Le « Grognon » renonce à son statut de réfugié
Après plus de deux décennies de protection internationale dans l’Hexagone, Souleymane Coulibaly, figure historique de la RTI et de France Inter, s’apprête à tourner la page de son statut politique pour retrouver la pleine jouissance de sa citoyenneté ivoirienne.
Le journaliste ivoirien Souleymane Coulibaly, plus connu sous son pseudonyme de micro Soro Solo, a officiellement entamé les démarches pour renoncer à son statut de réfugié politique en France. Ce titre, qui lui avait été accordé en novembre 2003 par l’Ofpra(Office français de protection des réfugiés et apatrides), marquait jusqu’ici la distance sécuritaire entre l’animateur et les autorités d’Abidjan.

De la « Chronique du grognon » au bannissement
Né en 1950 à Korhogo, en pays sénoufo, Soro Solo a marqué l’histoire de Radio-Télévision ivoirienne (RTI). Entré au studio école en 1974, il s’était imposé comme la voix des sans-voix avec sa célèbre « Chronique du grognon » lancée en 1989. Ce programme, qui épinglait les dérapages des services publics, lui avait valu une immense popularité mais aussi de solides inimitiés au sein de l’appareil d’État.
Le tournant intervient en septembre 2002. Alors que le régime de Laurent Gbagbo fait face à la rébellion venue du nord, Soro Solo est frappé d’une interdiction d’antenne. Menacé physiquement et meurtri par l’assassinat de plusieurs membres de sa famille, il s’était résolu à l’exil en janvier 2003.
L’ambassadeur des rythmes africains à Paris
Durant ses vingt années de vie parisienne, le journaliste n’est pas resté inactif, devenant un acteur incontournable de la diplomatie culturelle entre l’Afrique et l’Europe.

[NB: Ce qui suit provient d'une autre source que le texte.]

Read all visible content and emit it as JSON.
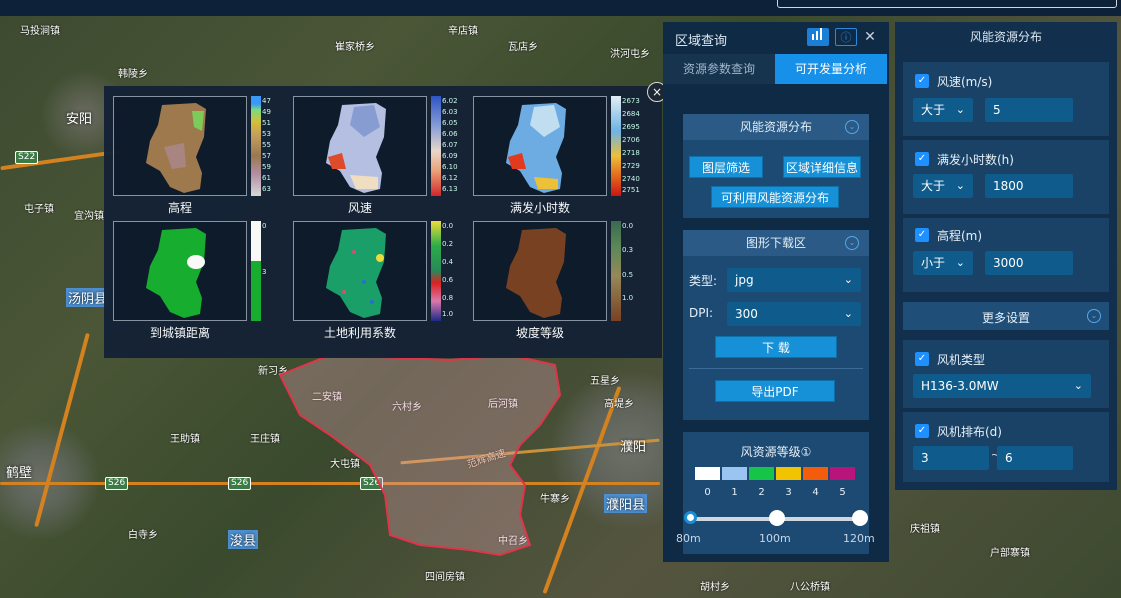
{
  "map": {
    "cities": [
      "安阳",
      "汤阴县",
      "鹤壁",
      "浚县",
      "濮阳",
      "濮阳县"
    ],
    "towns": [
      "马投涧镇",
      "崔家桥乡",
      "辛店镇",
      "瓦店乡",
      "洪河屯乡",
      "韩陵乡",
      "宜沟镇",
      "王庄镇",
      "大屯镇",
      "六村乡",
      "二安镇",
      "后河镇",
      "五星乡",
      "王助镇",
      "牛寨乡",
      "中召乡",
      "白寺乡",
      "四间房镇",
      "新习乡",
      "胡村乡",
      "八公桥镇",
      "庆祖镇",
      "户部寨镇",
      "高堤乡",
      "屯子镇"
    ],
    "highways": [
      "S22",
      "S26",
      "S26",
      "S26"
    ],
    "expressway": "范辉高速"
  },
  "popup": {
    "close": "×",
    "thumbs": [
      {
        "caption": "高程",
        "ticks": [
          "47",
          "49",
          "51",
          "53",
          "55",
          "57",
          "59",
          "61",
          "63"
        ]
      },
      {
        "caption": "风速",
        "ticks": [
          "6.02",
          "6.03",
          "6.05",
          "6.06",
          "6.07",
          "6.09",
          "6.10",
          "6.12",
          "6.13"
        ]
      },
      {
        "caption": "满发小时数",
        "ticks": [
          "2673",
          "2684",
          "2695",
          "2706",
          "2718",
          "2729",
          "2740",
          "2751"
        ]
      },
      {
        "caption": "到城镇距离",
        "ticks": [
          "0",
          "3"
        ]
      },
      {
        "caption": "土地利用系数",
        "ticks": [
          "0.0",
          "0.2",
          "0.4",
          "0.6",
          "0.8",
          "1.0"
        ]
      },
      {
        "caption": "坡度等级",
        "ticks": [
          "0.0",
          "0.3",
          "0.5",
          "1.0"
        ]
      }
    ]
  },
  "query_panel": {
    "title": "区域查询",
    "tabs": [
      "资源参数查询",
      "可开发量分析"
    ],
    "wind_section": {
      "title": "风能资源分布",
      "buttons": [
        "图层筛选",
        "区域详细信息",
        "可利用风能资源分布"
      ]
    },
    "download_section": {
      "title": "图形下载区",
      "type_label": "类型:",
      "type_value": "jpg",
      "dpi_label": "DPI:",
      "dpi_value": "300",
      "download_btn": "下 载",
      "export_btn": "导出PDF"
    },
    "grade_section": {
      "title": "风资源等级①",
      "levels": [
        "0",
        "1",
        "2",
        "3",
        "4",
        "5"
      ],
      "colors": [
        "#ffffff",
        "#9cc4f2",
        "#16c44a",
        "#f2c300",
        "#f25c0a",
        "#b8147c"
      ],
      "heights": [
        "80m",
        "100m",
        "120m"
      ]
    }
  },
  "resource_panel": {
    "title": "风能资源分布",
    "wind_speed": {
      "label": "风速(m/s)",
      "op": "大于",
      "value": "5"
    },
    "full_hours": {
      "label": "满发小时数(h)",
      "op": "大于",
      "value": "1800"
    },
    "elevation": {
      "label": "高程(m)",
      "op": "小于",
      "value": "3000"
    },
    "more": "更多设置",
    "turbine_type": {
      "label": "风机类型",
      "value": "H136-3.0MW"
    },
    "layout": {
      "label": "风机排布(d)",
      "v1": "3",
      "sep": "~",
      "v2": "6"
    }
  }
}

Il a marqué les auditeurs avec « L’Afrique enchantée » sur France Inter, co-animée avec Vladimir Cagnolari, vulgarisant avec humour et pédagogie l’histoire politique et musicale du continent.
Membre de l’assemblée générale d’Afrique en Créations, il a collaboré étroitement avec l’AFAA (aujourd’hui Institut français), sous la tutelle du Quai d’Orsay, ainsi qu’avec la revue Africultures.
Soro Solo, qui a passé sa carrière à naviguer entre les musiques panafricaines et les critiques sociales, est désormais prêt à clore son chapitre de « réfugié » pour redevenir un acteur civil à part entière, entre Paris et Abidjan.